- Born: 1699 Saint-Germain, France
- Died: 1777 (aged 77–78) Brussels, Austrian Netherlands
- Occupation: Courtier

= Charles O'Gara =

Charles O'Gara (born 1699 in Saint-Germain, d. 1777) was a French-born courtier of Irish parentage who rose to prominence in the service of Leopold, Duke of Lorraine and later his son Francis I, Holy Roman Emperor. Like the rest of his family he was a Jacobite who supported the return of Stuart rule to the British and Irish kingdoms.
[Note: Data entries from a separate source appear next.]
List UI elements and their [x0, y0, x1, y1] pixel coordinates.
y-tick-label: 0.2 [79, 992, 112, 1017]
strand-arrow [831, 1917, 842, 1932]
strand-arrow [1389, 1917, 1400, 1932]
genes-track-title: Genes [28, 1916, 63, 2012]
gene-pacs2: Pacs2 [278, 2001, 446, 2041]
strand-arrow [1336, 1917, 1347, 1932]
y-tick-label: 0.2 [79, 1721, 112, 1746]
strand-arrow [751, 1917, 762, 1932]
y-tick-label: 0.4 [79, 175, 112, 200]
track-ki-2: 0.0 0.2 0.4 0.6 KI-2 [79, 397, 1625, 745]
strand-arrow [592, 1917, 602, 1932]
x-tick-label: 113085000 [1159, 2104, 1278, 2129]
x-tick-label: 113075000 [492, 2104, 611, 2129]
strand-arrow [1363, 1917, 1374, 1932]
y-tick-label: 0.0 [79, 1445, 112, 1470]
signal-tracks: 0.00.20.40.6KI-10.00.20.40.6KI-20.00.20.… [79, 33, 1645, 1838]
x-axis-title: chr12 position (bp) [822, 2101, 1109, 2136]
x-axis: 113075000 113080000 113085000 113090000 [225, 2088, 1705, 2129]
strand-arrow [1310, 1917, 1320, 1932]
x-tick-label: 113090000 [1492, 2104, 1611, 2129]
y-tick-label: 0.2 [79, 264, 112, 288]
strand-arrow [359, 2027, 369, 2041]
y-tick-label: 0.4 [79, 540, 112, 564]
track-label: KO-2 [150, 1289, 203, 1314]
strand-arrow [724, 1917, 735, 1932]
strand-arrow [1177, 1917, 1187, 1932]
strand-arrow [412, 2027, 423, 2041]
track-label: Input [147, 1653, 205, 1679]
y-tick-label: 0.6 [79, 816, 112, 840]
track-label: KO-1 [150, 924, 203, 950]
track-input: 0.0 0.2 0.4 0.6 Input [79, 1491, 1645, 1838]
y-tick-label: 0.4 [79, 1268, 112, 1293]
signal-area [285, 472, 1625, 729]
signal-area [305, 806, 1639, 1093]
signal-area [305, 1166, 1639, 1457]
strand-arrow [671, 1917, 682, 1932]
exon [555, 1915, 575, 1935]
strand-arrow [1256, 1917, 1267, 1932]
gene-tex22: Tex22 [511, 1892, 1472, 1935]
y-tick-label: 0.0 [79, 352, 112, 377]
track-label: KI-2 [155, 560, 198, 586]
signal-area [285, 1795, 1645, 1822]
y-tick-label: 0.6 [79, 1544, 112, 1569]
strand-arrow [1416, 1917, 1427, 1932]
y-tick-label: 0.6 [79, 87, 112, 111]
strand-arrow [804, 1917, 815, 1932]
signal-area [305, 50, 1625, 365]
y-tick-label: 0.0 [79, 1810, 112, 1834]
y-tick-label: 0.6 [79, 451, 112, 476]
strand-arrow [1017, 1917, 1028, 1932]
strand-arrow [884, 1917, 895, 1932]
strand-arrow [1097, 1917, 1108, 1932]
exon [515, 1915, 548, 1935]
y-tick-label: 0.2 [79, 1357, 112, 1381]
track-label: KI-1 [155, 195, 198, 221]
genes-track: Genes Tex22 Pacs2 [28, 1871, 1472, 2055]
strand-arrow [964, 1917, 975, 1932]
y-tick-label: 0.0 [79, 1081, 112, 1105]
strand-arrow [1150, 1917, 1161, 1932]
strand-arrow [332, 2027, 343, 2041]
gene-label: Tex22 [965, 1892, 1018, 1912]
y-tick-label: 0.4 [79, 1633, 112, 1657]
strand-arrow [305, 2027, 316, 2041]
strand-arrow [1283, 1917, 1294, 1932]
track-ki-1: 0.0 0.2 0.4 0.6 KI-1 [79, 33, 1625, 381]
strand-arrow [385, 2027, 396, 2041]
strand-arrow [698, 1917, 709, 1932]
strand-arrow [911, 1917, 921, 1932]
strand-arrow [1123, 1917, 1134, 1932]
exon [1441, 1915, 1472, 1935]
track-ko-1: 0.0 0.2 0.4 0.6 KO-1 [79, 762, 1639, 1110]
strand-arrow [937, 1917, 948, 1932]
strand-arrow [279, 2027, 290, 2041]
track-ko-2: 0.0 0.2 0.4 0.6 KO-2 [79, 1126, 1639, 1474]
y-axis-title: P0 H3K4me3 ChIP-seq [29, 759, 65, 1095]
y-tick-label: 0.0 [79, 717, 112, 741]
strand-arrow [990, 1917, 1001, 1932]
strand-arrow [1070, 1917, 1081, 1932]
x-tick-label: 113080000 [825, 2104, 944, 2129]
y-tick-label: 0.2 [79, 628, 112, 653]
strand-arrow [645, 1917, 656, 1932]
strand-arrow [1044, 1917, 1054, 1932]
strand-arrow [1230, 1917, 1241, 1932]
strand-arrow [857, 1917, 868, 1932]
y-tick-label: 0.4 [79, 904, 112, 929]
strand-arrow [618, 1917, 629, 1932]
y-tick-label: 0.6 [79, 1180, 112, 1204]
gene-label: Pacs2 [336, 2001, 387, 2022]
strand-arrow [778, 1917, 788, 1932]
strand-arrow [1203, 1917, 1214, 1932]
His father was the Irish Colonel and Member of Parliament Oliver O'Gara who was one of the Wild Geese who left Ireland following the Treaty of Limerick at the end of the Williamite War which ended in defeat for the Jacobites. Colonel O'Gara settled in France at the Saint-Germain court of the exiled James II. Charles was the fourth of five children born to Colonel O'Gara and his wife Mary Fleming. He was baptised at Saint-Germain on 16 July with the exiled King James as his Godfather. His three elder brothers, including John Patrick O'Gara, all joined the Spanish Army.

O'Gara was appointed equerry to the two sons of Leopold, the Duke of Lorraine. When Francis the elder of these became Holy Roman Emperor in 1745, O'Gara was appointed an Imperial Counciller and a Chamberlain at the court in Vienna. O'Gara was rewarded for his service by being made a Count of the Holy Roman Empire and a Knight of the Golden Fleece. He became very wealthy and retired to Brussels, where he died, unmarried and childless in 1777. In his will, his heirs were his older half sisters three grandchildren - Randell Plunkett, 12th Baron Dunsany and his two sisters Rose and Bridget Plunkett as well as his second cousin Charles O'Conor.

==Bibliography==
- Melville Henry Massue Ruvigny Et Raineval. The Jacobite Peerage, Baronetage, Knightage, and Grants of Honour. Genealogical Publishing, 2003.
- Thomas O'Connor & Mary Ann Lyons. Irish communities in early modern Europe. Four Courts Press, 2006.